Who among us hasn’t wondered what how we would be eulogized, and who would show up for the funeral?
A “living funeral” can take the form of a speech, a concert, a trip or a painting exhibition which is meaningful for the person who knows death is approaching, he said, adding some do not plan conventional funerals afterwards.”They can say aloud the things they want others to know and fulfill their last wishes before it’s too late,” Chou said.”Hearing the eulogies while they are still alive can help them face the final stage with ease.”
This sounds cool, in many ways. And I think people who are sick often do a less formal version of this, anyway. My mother died a month after her 55th birthday, and because she was so sick we threw her a huge 55th birthday party, with out of town guests, teary toasts, and huge amounts of food. We weren’t calling it a funeral, but we were really doing our best to make sure she heard everyone tell her how much she meant to them, and how much she had accomplished.

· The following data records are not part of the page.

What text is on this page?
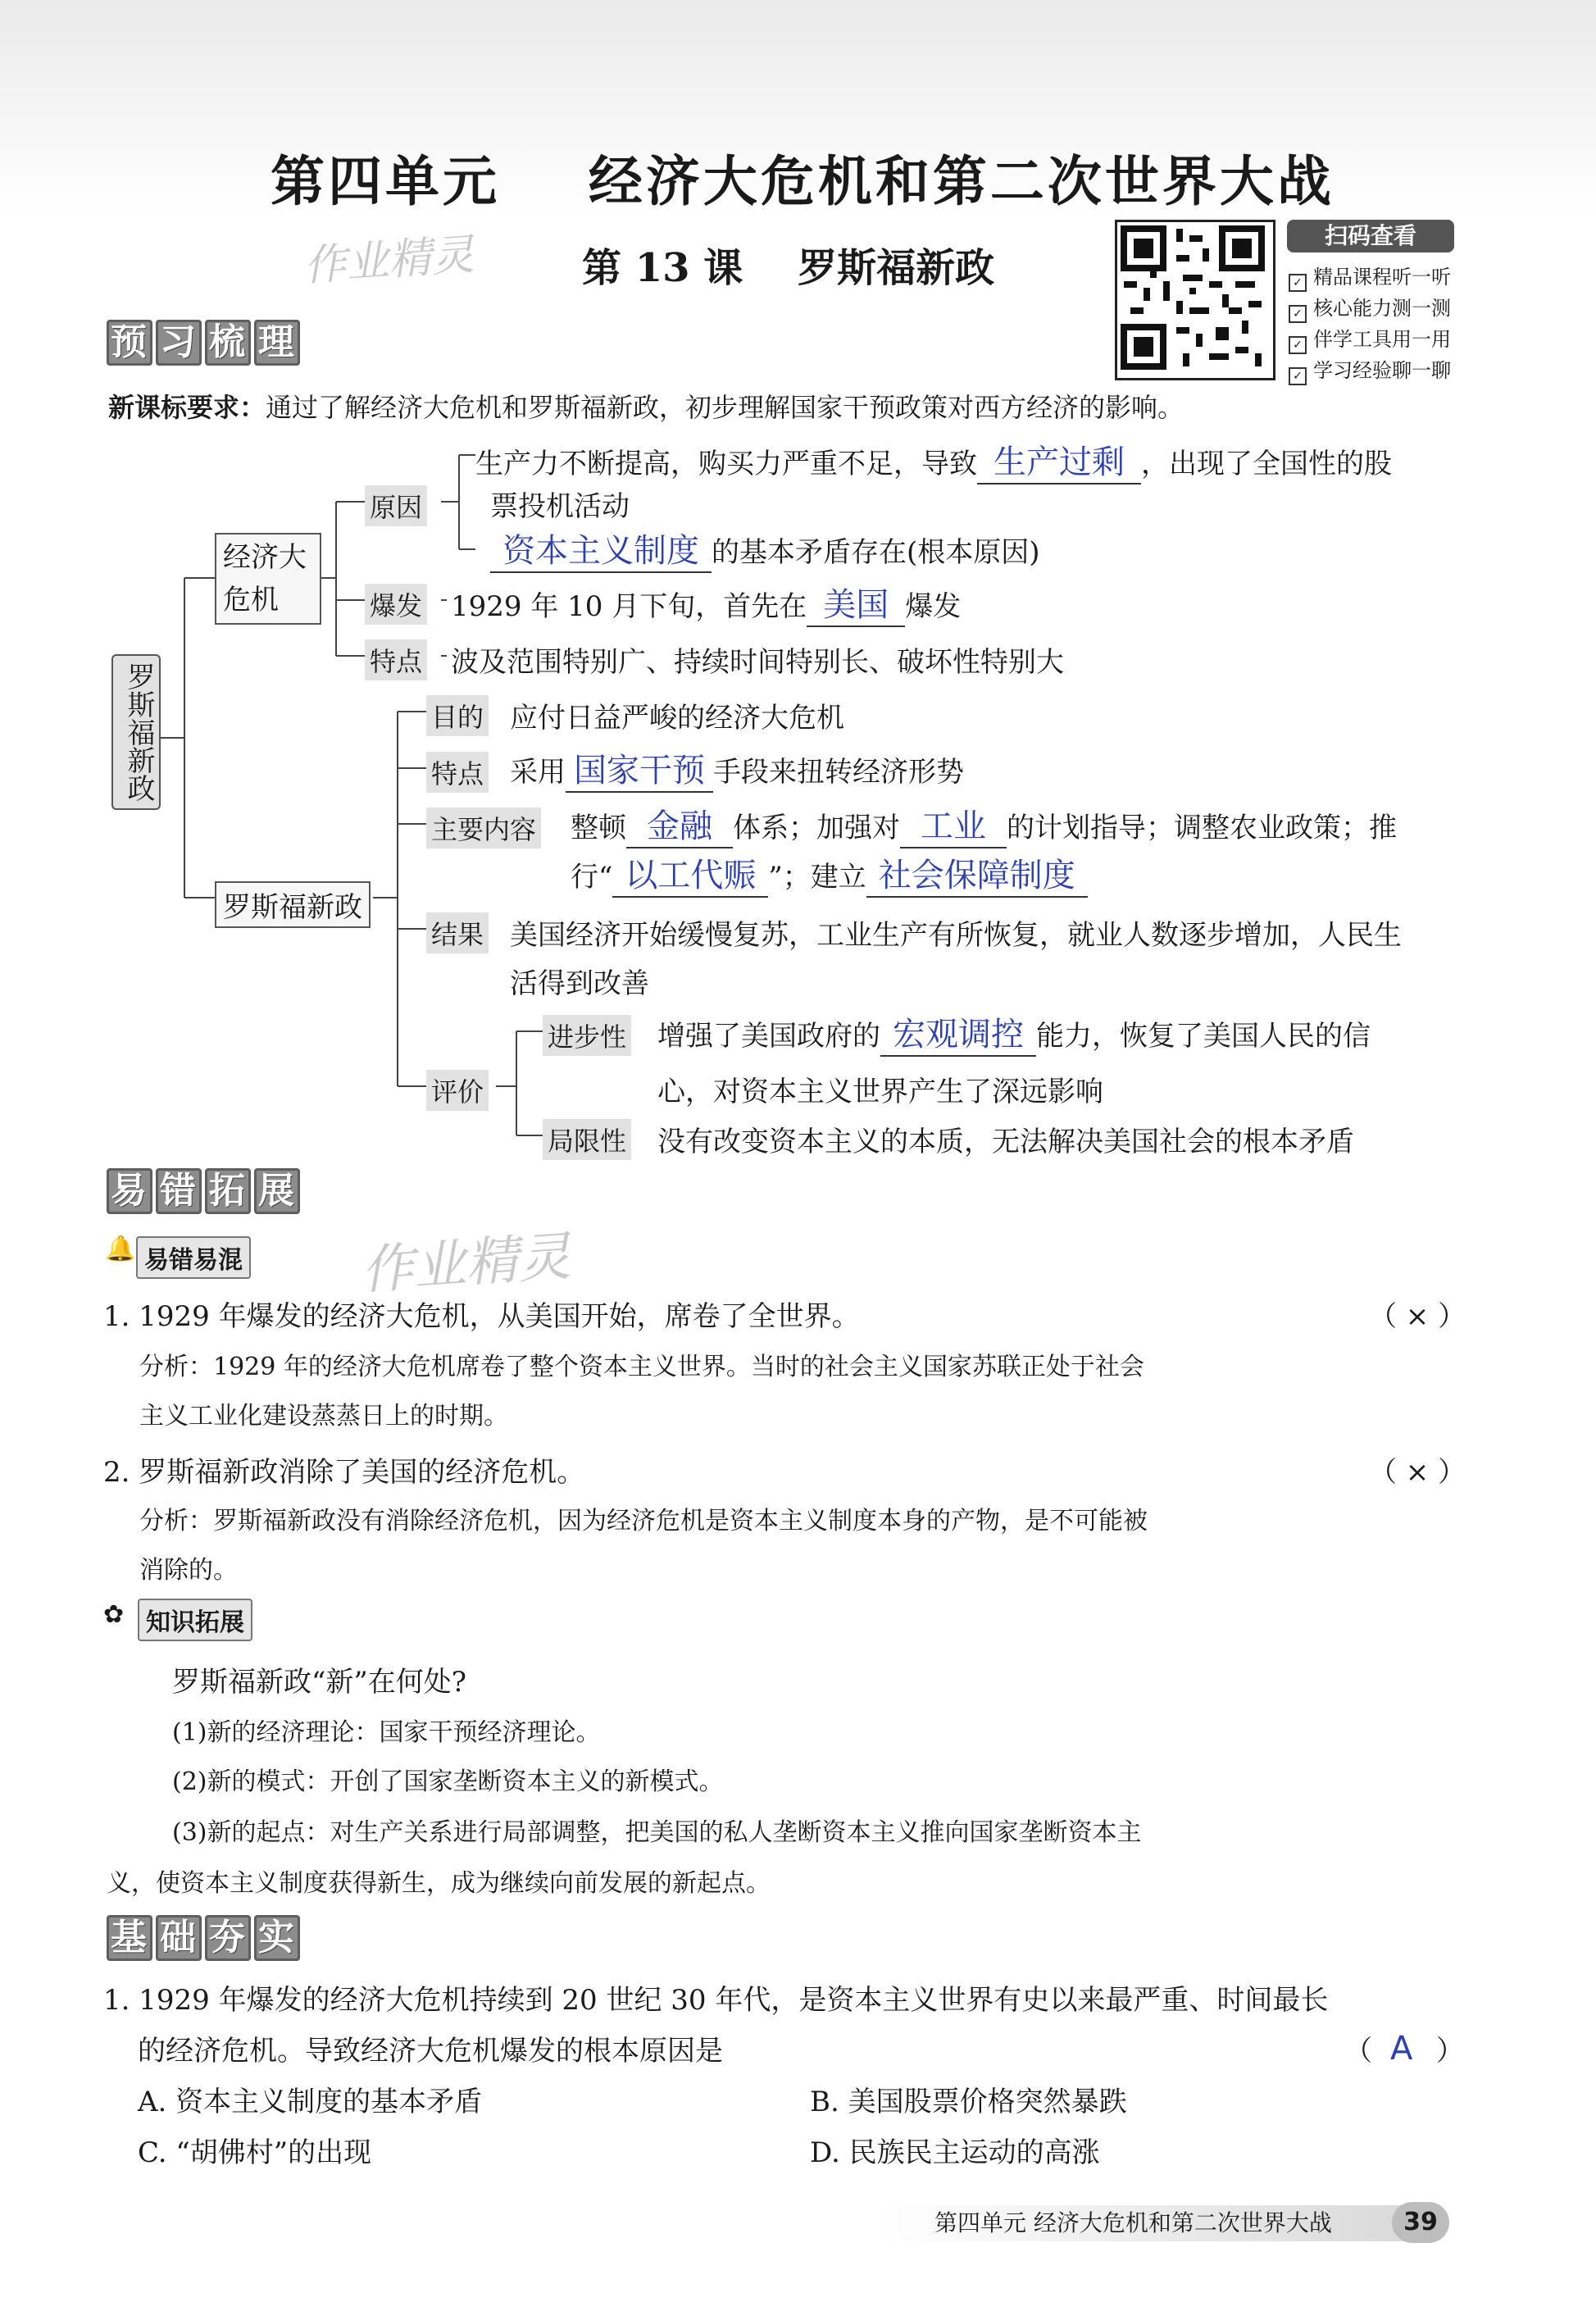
第四单元    经济大危机和第二次世界大战
作业精灵	第 13 课    罗斯福新政
扫码查看
✓ 精品课程听一听
✓ 核心能力测一测
✓ 伴学工具用一用
✓ 学习经验聊一聊
预 习 梳 理
新课标要求：通过了解经济大危机和罗斯福新政，初步理解国家干预政策对西方经济的影响。
罗斯福新政
经济大危机
原因
生产力不断提高，购买力严重不足，导致 生产过剩 ，出现了全国性的股
票投机活动
资本主义制度 的基本矛盾存在(根本原因)
爆发 1929 年 10 月下旬，首先在 美国 爆发
特点 波及范围特别广、持续时间特别长、破坏性特别大
罗斯福新政
目的 应付日益严峻的经济大危机
特点 采用 国家干预 手段来扭转经济形势
主要内容 整顿 金融 体系；加强对 工业 的计划指导；调整农业政策；推
行“ 以工代赈 ”；建立 社会保障制度
结果 美国经济开始缓慢复苏，工业生产有所恢复，就业人数逐步增加，人民生
活得到改善
评价
进步性 增强了美国政府的 宏观调控 能力，恢复了美国人民的信
心，对资本主义世界产生了深远影响
局限性 没有改变资本主义的本质，无法解决美国社会的根本矛盾
易 错 拓 展
🔔 易错易混 作业精灵
1. 1929 年爆发的经济大危机，从美国开始，席卷了全世界。	（ × ）
分析：1929 年的经济大危机席卷了整个资本主义世界。当时的社会主义国家苏联正处于社会
主义工业化建设蒸蒸日上的时期。
2. 罗斯福新政消除了美国的经济危机。	（ × ）
分析：罗斯福新政没有消除经济危机，因为经济危机是资本主义制度本身的产物，是不可能被
消除的。
✿ 知识拓展
罗斯福新政“新”在何处?
(1)新的经济理论：国家干预经济理论。
(2)新的模式：开创了国家垄断资本主义的新模式。
(3)新的起点：对生产关系进行局部调整，把美国的私人垄断资本主义推向国家垄断资本主
义，使资本主义制度获得新生，成为继续向前发展的新起点。
基 础 夯 实
1. 1929 年爆发的经济大危机持续到 20 世纪 30 年代，是资本主义世界有史以来最严重、时间最长
的经济危机。导致经济大危机爆发的根本原因是	（ A ）
A. 资本主义制度的基本矛盾	B. 美国股票价格突然暴跌
C. “胡佛村”的出现	D. 民族民主运动的高涨
第四单元 经济大危机和第二次世界大战	39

Still, I would stop short of hosting a pre-death funeral. There is something so comforting about knowing that everyone will be coming together after you die. It’s very unselfish in a way that a pre-death funeral can’t be. (Dying people are allowed to be selfish, of course, but I do think there’s something nice about memorializing a person publicly after she dies.)
Also, I can’t put my finger on why, exactly, but this strikes me as very un-Jewish.